Genetic data shows that the highest genetic diversity can be found among Africans, especially East Africans. The common interpretation is African, possibly East African, origin of Anatomically Modern Homo Sapiens (AMHS), but I always wonder if we can find the greatest genetic diversity in East Africa, because of recent gene flow between African and Eurasian populations. Many genetic research projects have demonstrated that East African was cross-road between Africa and Eurasia and both males and females were involved in bidirectional gene flow between two areas (see here and here). Here are three relatively recent articles that demonstrated that AMHS could have evolved in East Africa first.
Omo I and II discovered from Kibish, Ethiopia, between 1967 and 1974 exhibit morphological features of AMHS with some archaic features and they could be “the earliest well-dated anatomically modern human yet described.” McDougall and colleagues obtained the 40Ar/39Ar date of 198 ± 14 kyr from tuff lay just below the level that the fossils were found.

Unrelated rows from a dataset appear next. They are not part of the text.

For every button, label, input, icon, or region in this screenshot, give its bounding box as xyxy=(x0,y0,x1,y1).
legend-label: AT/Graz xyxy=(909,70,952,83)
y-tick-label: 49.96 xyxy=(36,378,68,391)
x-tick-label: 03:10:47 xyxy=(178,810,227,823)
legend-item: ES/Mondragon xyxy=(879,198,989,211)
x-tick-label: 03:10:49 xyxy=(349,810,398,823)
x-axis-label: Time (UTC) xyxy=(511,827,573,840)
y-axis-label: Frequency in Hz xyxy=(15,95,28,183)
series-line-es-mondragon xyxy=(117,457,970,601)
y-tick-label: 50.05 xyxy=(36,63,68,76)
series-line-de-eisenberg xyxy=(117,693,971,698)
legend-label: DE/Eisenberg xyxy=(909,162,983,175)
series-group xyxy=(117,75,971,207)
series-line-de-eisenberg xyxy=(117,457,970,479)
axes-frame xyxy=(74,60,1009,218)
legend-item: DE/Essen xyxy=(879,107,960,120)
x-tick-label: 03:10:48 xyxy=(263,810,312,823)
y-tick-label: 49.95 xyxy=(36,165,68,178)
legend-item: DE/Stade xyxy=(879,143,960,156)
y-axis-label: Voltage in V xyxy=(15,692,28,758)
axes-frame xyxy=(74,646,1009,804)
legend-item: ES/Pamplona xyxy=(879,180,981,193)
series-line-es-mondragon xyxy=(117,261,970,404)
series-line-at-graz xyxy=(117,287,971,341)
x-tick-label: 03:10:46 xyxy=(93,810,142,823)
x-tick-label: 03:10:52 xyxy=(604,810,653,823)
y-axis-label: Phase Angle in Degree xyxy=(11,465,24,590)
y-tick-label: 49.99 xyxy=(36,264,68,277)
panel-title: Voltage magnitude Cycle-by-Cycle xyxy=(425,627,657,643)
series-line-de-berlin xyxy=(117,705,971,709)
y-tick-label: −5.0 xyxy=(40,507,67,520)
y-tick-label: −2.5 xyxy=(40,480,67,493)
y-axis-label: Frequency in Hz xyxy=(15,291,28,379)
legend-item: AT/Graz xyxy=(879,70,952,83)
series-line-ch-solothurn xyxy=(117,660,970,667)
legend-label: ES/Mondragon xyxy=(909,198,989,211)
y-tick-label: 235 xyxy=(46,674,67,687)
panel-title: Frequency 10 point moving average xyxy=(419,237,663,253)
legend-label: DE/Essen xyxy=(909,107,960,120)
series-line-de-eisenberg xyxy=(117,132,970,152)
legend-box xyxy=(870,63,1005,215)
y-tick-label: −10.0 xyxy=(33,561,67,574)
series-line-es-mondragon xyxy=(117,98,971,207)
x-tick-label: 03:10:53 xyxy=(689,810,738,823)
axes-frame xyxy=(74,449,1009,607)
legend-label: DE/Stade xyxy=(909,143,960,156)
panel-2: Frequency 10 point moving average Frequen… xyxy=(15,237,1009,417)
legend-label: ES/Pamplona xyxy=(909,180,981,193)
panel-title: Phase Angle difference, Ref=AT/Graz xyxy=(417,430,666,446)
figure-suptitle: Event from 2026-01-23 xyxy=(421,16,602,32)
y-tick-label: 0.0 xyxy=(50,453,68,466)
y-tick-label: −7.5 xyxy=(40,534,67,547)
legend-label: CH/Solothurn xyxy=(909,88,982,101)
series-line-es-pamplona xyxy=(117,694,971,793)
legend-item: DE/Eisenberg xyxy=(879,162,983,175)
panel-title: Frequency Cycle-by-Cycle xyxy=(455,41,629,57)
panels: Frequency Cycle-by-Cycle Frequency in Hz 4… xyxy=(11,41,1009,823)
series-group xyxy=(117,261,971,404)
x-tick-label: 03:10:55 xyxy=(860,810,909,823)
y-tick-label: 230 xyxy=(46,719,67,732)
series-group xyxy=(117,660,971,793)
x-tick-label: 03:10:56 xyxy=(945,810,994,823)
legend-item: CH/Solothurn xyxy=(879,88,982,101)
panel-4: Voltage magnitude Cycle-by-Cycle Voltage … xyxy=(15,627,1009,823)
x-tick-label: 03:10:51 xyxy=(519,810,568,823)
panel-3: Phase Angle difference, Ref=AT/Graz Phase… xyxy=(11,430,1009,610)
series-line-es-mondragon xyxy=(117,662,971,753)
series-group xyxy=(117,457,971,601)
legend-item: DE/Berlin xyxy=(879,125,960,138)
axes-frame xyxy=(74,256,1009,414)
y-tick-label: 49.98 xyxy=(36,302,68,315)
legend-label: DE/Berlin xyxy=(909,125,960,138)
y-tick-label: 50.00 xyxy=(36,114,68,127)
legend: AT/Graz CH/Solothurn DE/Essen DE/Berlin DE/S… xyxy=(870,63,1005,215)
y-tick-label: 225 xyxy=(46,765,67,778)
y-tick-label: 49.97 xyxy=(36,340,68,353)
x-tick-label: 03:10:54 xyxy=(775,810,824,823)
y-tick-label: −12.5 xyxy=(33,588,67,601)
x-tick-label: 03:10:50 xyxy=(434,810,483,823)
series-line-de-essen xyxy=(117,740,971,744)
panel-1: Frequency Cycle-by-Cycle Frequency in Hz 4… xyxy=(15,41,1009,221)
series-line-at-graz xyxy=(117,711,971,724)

White and colleagues recently found other fossils of early AMHS from Middle Awash, Ethiopia. Like Omo I and II, they have morphological features of AMHS, but also robust archaic features, and they believe that these hominids are “the probable immediate ancestors of anatomically modern humans.” Using the 40Ar/39Ar dating method, the fossils and artifacts were dated between 16,000 and 154,000. Interestingly, the skulls show cut marks and they are interpreted as evidence of cultural modification or defleshing after the death of these individuals.
Setting the debate on whether there was gene flow between AMHS and archaic homo sapiens aside, I believe that based on current genetic and paleoanthropological data, we cannot answer whether East Africans exhibit the greatest genetic diversity because of recent gene flow or the place of human origin. In the future, maybe, human geneticists can address this question by looking at genetic markers that evolved different rates, and paleoanthropologists can securely date the fossils and artifacts from other parts of Africa.